Case in point: our last movie, “Unplanned,” which was released in 2019. The true account of Abby Johnson’s conversion from dedicated Planned Parenthood clinic director to superstar advocate for the unborn is a movie we’d wanted to make for years. Finally, we were able to scrape together a $6 million budget and assembled a cast and crew willing to sacrifice personally and professionally to tell this compelling and moving story.
“Unplanned” wasn’t a simple Christian film about faith; the left doesn’t seem to care how many of those get made because they essentially just preach to the choir. Johnson’s story, on the other hand, ripped the surgical mask off the left’s most sacred sacrament: abortion. But they didn’t try to stop our movie with organized demonstrations, or endless fulminations on talk shows, as they did with “The Passion of the Christ” in 2004. Social media didn’t really exist back then and neither did smartphones, and their efforts to stop Mel Gibson’s masterpiece only helped it to gross more than $600 million worldwide.
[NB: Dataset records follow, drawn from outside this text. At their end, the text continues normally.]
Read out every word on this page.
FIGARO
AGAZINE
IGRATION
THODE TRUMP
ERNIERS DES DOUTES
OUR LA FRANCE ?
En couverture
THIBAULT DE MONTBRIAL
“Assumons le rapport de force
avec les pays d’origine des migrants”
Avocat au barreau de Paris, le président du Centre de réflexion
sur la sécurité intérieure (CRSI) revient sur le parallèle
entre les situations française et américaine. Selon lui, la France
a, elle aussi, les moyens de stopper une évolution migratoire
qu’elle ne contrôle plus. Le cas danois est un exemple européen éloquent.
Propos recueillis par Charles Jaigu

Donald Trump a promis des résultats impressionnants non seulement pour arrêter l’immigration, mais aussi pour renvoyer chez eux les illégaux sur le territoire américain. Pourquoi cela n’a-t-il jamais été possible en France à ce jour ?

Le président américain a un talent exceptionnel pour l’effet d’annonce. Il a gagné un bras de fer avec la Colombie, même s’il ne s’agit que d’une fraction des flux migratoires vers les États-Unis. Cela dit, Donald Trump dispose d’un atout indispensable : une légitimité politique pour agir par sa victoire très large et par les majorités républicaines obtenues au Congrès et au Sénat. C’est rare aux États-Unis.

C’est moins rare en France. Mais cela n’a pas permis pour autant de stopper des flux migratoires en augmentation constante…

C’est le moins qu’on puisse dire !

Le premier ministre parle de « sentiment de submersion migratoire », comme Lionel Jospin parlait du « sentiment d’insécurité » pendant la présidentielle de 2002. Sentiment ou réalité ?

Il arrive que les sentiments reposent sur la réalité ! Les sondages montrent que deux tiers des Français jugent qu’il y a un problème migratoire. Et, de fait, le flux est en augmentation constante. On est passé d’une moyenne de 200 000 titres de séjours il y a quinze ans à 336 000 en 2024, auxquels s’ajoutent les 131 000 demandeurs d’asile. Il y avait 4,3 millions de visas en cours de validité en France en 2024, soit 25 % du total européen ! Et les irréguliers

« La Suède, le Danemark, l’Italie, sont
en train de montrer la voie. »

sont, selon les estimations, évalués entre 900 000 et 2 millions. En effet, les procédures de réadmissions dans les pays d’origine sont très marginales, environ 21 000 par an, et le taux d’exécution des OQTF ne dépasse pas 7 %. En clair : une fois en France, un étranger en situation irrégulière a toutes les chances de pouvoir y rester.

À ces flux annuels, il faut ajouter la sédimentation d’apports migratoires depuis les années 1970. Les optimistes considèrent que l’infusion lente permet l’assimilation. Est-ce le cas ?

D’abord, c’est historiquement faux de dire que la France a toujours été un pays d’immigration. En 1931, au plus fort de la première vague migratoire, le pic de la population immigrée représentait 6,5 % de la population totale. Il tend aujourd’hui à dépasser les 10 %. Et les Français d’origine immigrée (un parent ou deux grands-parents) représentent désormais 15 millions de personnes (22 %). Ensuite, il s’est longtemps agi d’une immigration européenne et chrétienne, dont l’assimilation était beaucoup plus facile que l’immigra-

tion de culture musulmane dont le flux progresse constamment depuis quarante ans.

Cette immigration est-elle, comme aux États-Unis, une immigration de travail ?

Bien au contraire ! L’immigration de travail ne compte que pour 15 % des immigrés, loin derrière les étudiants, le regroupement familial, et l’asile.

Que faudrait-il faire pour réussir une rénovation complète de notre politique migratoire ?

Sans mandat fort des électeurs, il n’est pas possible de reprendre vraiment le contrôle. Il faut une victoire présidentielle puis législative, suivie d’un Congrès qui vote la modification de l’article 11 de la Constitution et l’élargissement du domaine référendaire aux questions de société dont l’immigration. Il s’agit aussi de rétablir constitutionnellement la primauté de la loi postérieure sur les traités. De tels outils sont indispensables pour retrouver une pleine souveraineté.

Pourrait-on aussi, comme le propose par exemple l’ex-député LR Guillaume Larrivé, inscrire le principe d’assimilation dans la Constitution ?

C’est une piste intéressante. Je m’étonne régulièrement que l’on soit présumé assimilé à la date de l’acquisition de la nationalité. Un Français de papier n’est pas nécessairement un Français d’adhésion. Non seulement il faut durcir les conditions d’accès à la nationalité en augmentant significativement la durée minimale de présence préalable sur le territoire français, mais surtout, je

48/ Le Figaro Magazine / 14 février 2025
To this day, it remains America’s highest-grossing “R” rated film ever (with $370 million of domestic theatrical box office).
But today the method is both insidiously invisible and technologically sophisticated: refuse to mention anything on the surface and in the media—pretending the film doesn’t exist—while simultaneously blocking feeds, manipulating search results, flagging or suspending accounts, using bots to skew viral negativity, and intimidating print and electronic media to not carry advertising.
Despite the suppression by cable outlets and social media, “Unplanned” still managed to gross more than $20 million; it could have done far better with a level playing field. And after the film’s theatrical run, Netflix refused to take it onto their platform. Amazon Prime gave it a shot—as long as we swallowed the minuscule compensation of one penny per full hour of viewing—where it racked up more than 1 million streams in the first 90 days.
But in case you think we’re crying in our beer over all this, think again. Just step back far enough from what’s happening and you can actually see the good news. The fact is, if the left were sure of their ideas prevailing in the public square, they wouldn’t need to use their overwhelming power to silence conservative and Christian voices. But they know full well that their ideals and goals, when actually explained and exposed, are horrifying to any American with a conscience and a belief in the essential goodness of their country.
And that reality keeps us motivated—every day, every hour. We and others in Hollywood, in the news media, and in social media continue to fight the good fight, believing in God’s plan for humanity, doing our part to bring light and truth through to our fellow man via the power of film. We hope to talk more about this and related issues in future columns.
But for now, we’ll leave you with something Abraham Lincoln said during the Civil War. When asked if God was on his side, the president replied: “Sir, my concern is not whether God is on our side. My greatest concern is to be on God’s side, for God is always right.”